Natural Language Interfaces for Databases: What Do Users Think?
Panos Ipeirotis, Haotian Zheng
TL;DR
This work addresses the usability gap in NLIDBs by conducting a mixed-method user study that pits a state-of-the-art NL2SQL system (SQL-LLM) against a traditional SQL platform (Snowflake) on realistic BI tasks. The study combines quantitative measures (completion time, accuracy, reformulations) with qualitative insights (think-aloud, frustration, strategies) to reveal not only performance advantages but also how users think and adapt when using NLIDBs. Results show SQL-LLM achieving 10–30% faster task completion and 75% accuracy versus Snowflake's 50%, along with reduced reformulations and lower frustration, especially on hard queries, and a shift toward schema-first, systematic querying. The findings underscore that usability, interactive explanations, and error handling are as crucial as raw translation quality for real-world deployment of NLIDBs in business analytics. These insights guide the design of future NL2SQL systems toward transparent, adaptive, and user-centric interfaces that enable broader and more reliable data access.
Abstract
Natural Language Interfaces for Databases (NLIDBs) aim to make database querying accessible by allowing users to ask questions in everyday language rather than using formal SQL queries. Despite significant advancements in translation accuracy, critical usability challenges, such as user frustration, query refinement strategies, and error recovery, remain underexplored. To investigate these usability dimensions, we conducted a mixed-method user study comparing SQL-LLM, a state-of-the-art NL2SQL system, with Snowflake, a traditional SQL analytics platform.
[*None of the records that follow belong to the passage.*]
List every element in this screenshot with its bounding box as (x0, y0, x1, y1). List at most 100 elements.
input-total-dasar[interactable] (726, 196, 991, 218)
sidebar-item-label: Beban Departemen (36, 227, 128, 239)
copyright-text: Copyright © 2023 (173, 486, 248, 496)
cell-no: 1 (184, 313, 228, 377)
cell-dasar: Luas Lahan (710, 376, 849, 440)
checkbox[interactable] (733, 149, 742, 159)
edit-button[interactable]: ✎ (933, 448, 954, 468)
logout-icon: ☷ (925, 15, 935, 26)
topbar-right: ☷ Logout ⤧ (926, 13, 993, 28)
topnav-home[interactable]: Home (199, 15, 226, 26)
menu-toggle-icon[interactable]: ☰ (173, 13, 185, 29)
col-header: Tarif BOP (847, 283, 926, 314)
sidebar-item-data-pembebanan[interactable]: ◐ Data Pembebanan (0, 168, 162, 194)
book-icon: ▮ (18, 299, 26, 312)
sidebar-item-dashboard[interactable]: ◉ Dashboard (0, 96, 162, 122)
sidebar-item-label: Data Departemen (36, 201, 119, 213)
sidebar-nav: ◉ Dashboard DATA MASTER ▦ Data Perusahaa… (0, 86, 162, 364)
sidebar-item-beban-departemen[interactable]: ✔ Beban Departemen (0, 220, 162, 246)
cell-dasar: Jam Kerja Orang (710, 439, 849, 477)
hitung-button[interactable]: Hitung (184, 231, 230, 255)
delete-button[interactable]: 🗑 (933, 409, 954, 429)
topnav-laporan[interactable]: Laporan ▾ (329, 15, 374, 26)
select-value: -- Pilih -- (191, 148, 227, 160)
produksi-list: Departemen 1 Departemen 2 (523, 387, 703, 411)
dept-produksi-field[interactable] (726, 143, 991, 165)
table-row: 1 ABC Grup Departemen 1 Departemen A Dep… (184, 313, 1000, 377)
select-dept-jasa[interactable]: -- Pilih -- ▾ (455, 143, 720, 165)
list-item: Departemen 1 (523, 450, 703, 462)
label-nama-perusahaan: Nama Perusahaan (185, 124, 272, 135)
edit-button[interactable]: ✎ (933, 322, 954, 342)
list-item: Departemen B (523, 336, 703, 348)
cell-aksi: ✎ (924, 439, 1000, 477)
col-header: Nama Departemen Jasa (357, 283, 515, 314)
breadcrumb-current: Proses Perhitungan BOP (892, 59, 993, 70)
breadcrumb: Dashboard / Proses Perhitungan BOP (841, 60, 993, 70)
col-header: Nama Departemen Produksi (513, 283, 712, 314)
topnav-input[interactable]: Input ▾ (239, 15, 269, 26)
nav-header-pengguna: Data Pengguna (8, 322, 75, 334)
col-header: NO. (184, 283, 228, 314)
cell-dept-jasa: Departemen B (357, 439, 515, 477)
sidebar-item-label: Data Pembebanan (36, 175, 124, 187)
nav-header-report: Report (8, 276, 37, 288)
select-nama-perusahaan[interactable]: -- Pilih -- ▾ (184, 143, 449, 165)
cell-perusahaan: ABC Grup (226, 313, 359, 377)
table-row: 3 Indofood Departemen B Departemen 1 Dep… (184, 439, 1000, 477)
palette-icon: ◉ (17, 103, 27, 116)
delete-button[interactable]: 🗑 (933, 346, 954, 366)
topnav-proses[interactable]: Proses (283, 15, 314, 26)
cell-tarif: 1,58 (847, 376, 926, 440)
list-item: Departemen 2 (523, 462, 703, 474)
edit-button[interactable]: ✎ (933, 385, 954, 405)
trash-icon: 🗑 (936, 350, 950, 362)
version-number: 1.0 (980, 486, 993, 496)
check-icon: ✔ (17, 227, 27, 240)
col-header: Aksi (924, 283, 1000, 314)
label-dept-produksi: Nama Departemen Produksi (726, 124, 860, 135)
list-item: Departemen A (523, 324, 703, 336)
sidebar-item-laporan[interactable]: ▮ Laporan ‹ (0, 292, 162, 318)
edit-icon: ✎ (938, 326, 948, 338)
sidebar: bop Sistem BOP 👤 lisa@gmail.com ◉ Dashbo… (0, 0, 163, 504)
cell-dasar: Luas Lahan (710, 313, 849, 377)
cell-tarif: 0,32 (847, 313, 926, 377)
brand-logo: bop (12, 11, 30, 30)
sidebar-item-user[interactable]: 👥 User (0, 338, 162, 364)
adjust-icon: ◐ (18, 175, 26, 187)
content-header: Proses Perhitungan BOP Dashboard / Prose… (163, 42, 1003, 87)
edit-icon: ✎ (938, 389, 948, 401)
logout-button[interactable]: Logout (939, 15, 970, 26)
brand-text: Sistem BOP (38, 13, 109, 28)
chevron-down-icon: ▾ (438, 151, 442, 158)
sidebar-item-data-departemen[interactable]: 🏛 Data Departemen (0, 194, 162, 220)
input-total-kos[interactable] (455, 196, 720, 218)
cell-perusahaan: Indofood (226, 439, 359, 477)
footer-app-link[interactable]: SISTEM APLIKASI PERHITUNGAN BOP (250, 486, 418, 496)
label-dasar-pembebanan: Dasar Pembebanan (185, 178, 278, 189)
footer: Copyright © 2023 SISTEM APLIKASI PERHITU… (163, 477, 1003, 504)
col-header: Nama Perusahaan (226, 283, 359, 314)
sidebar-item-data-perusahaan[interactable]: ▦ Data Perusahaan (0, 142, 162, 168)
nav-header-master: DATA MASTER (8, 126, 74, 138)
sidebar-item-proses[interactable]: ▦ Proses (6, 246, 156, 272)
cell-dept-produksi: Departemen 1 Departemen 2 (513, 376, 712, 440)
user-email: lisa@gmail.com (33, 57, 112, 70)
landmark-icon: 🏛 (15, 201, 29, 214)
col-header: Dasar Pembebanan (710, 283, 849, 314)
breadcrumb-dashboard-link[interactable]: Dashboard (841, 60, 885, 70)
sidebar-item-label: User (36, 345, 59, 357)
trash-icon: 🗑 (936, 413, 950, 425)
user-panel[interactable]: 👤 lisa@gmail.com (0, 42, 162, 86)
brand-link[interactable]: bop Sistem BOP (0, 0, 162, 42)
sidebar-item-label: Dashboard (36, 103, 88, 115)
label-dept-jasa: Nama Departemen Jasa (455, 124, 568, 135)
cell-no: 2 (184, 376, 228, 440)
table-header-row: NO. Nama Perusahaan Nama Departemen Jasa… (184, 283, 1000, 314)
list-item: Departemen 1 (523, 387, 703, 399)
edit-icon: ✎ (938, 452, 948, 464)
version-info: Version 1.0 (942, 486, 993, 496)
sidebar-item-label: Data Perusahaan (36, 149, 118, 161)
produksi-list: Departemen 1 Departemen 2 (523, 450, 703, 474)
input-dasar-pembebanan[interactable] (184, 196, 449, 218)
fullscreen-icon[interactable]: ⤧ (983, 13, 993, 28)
Our controlled evaluation involved 20 participants completing realistic database querying tasks across 12 queries each. Results show that SQL-LLM significantly reduced query completion times by 10 to 30 percent (mean: 418 s vs. 629 s, p = 0.036) and improved overall accuracy from 50 to 75 percent (p = 0.002). Additionally, participants using SQL-LLM exhibited fewer query reformulations, recovered from errors 30 to 40 seconds faster, and reported lower frustration levels compared to Snowflake users. Behavioral analysis revealed that SQL-LLM encouraged structured, schema-first querying strategies, enhancing user confidence and efficiency, particularly for complex queries. These findings underscore the practical significance of well-designed, user-friendly NLIDBs in business analytics settings, emphasizing the critical role of usability alongside technical accuracy in real-world deployments.